= Joseph Poncet =

French Jesuit missionary (1610–1675)

Joseph Anthony de la Rivière Poncet (b. at Paris, 17 May 1610; d. at Martinique, 18 June 1675) was a French Jesuit missionary to Canada.

==Life==
Poncet was born in Paris in 1610. His father was a member of the Company of One Hundred Associates chartered to trade in New France.
Poncet entered the Jesuit novitiate in Paris at nineteen, as a student in rhetoric and philosophy. He pursued his studies at Rouen, and taught at Orléans (1631-4). Then he began his theological studies at Clermont, completing them at Rome.

While at Orleans, he met the son of the widow Marie Guyart. In 1638 he put her in touch with Madame de la Pettrie. Both accompanied him to New France the following year. Poncet arrived in Quebec in early August 1639 and was immediately sent to the Wendat (Huron) mission, where he spent a year before returning to Quebec, after which he went to Trois-Rivières. In July 1643 he was a parish priest in Montreal.

While serving at the mission of Sainte-Marie in Huronia, in 1648 Poncet was sent to establish the mission of St. Pierre at Wiikwemkoong on the "Isle de Ste-Marie". In August 1653, after returning to Quebec he was captured at Cap-Rouge by the Haudenosaunee while attempting to get some persons to cut the harvest of a poor widow. He lost the index finger of his left hand due to torture, but was then adopted by an old woman in place of a relative that had been killed. His companion, Mathurin Franchelot, was burned at the stake. Towards October, Poncet was brought to Montreal, by way of Fort Orange, in a prisoner exchange.

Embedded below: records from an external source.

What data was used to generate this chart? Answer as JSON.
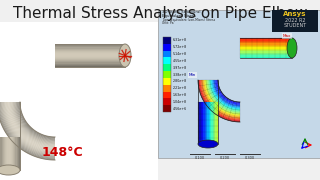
{
  "title": "Thermal Stress Analysis on Pipe Elbow",
  "title_fontsize": 11,
  "title_color": "#1a1a1a",
  "bg_color": "#f0f0f0",
  "temp_label": "148°C",
  "temp_color": "#cc0000",
  "temp_fontsize": 9,
  "pipe_color_light": "#d4cfc4",
  "pipe_color_mid": "#b8b2a4",
  "pipe_color_dark": "#9a9488",
  "ansys_bg": "#c8dae8",
  "ansys_panel_bg": "#dce8f0",
  "colorbar_colors": [
    "#00007a",
    "#0000ff",
    "#0080ff",
    "#00ffff",
    "#00ff80",
    "#80ff00",
    "#ffff00",
    "#ff8000",
    "#ff2000",
    "#cc0000",
    "#800000"
  ],
  "cb_labels": [
    "6.31e+8",
    "5.72e+8",
    "5.14e+8",
    "4.55e+8",
    "3.97e+8",
    "3.38e+8",
    "2.80e+8",
    "2.21e+8",
    "1.63e+8",
    "1.04e+8",
    "4.56e+6"
  ],
  "left_panel_bg": "#ffffff",
  "right_panel_bg": "#c5d8e8"
}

Although Johannes Dyckman, commissary at Fort Orange treated him coldly, an elderly Walloon offered him hospitality, while others provided him with clothes, and a Scotch matron sent a surgeon to tend his wounds. A young Frenchman in the settlement served as interpreter. He was conveyed by way of Oswego to Lake Ontario and down the St. Lawrence to Quebec.

At the request of his superior François Le Mercier, Poncet wrote an account of his experience. The Dictionary of Canadian Biography describes Poncet as "an unreliable and capricious character". In 1657, he became involved in ecclesiastical jurisdictional disputes and asked to return to France. He held the position of French penitentiary at Loreto, and was later sent to the Island of Martinique, where he died at the age of sixty-five.

"Father Poncet had an attractive personality, and did not lack talent, virtues, or zeal, although his suspicious and irritable character made him unhappy and difficult to handle."